Referring to FIG. 3, in yet another solution, a linkage assembly 300 has a single jam nut configuration with a single separate end connector 302 threaded to a rod 304 and fixed by a single jam nut 306. The opposite end 308 of the rod 304 has an integrally formed end connector 310. While this configuration eliminates the need to tighten two jam nuts, it requires that at least one of the end connectors 302, 310 be detached or de-installed from the machinery in order to have a free end to rotate for threading/unthreading to adjust the length of the assembly.
Referring to FIG. 4, a solution to the problems presented in the turnbuckle and duel and single jam nut configurations is presented by linkage assembly 400. This configuration includes a rod end 402 with a cylindrical head 404 that is axially fixed in an unthreaded bore 406 of an end connector 408. A threaded cover nut 410 traps the head 404 within the base, and the end connector 408 is threaded on its exterior for mating with a cylindrical portion 412 of the cover nut 410. An interior side of the cylindrical portion is threaded for this purpose. The cover nut 410 permits the rod 402 to rotate freely through an aperture 414 while preventing of the cylindrical head 404 from escaping the bore 406.
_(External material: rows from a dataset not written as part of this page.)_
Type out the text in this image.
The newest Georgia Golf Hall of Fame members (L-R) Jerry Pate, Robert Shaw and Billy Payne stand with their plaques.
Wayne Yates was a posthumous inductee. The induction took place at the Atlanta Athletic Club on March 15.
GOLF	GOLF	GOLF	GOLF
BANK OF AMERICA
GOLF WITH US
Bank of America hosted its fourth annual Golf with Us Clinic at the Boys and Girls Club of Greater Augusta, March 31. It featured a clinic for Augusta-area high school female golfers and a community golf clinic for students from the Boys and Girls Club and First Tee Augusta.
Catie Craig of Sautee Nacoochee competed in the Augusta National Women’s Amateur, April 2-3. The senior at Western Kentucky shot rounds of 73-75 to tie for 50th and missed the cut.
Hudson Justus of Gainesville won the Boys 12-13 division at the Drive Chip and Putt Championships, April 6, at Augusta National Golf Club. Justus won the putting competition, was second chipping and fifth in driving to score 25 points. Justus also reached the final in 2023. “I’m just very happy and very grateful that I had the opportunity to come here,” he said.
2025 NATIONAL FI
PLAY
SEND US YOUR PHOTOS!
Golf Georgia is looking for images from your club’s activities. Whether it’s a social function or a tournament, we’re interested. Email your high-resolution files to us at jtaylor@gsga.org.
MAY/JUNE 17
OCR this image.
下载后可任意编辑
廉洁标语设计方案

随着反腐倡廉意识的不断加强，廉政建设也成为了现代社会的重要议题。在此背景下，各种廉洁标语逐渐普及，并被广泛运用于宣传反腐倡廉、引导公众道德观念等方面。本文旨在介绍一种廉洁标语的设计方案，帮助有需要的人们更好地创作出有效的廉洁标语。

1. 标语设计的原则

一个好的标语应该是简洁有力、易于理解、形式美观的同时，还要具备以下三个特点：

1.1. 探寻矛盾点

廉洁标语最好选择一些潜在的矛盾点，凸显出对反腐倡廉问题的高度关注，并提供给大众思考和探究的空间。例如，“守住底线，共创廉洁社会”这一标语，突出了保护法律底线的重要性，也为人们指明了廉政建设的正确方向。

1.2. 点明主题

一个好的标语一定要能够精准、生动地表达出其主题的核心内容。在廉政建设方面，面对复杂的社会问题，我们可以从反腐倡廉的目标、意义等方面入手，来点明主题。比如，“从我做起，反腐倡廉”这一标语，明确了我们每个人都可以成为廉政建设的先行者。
With this configuration, the length of the assembly 400 can only be adjusted on the opposite threaded end 416 relative to the bore end 402. This is disadvantageous because depending on the position of the linkage assembly 400 in a machine, it may be extremely difficult to adjust the length of the assembly on just one end where structure of the machine is in the way of adjustment tools.
In addition, this configuration also has the risk of the cover nut 410 loosening, which would then permit the rod 404 to move axially, changing the length of the linkage assembly 400.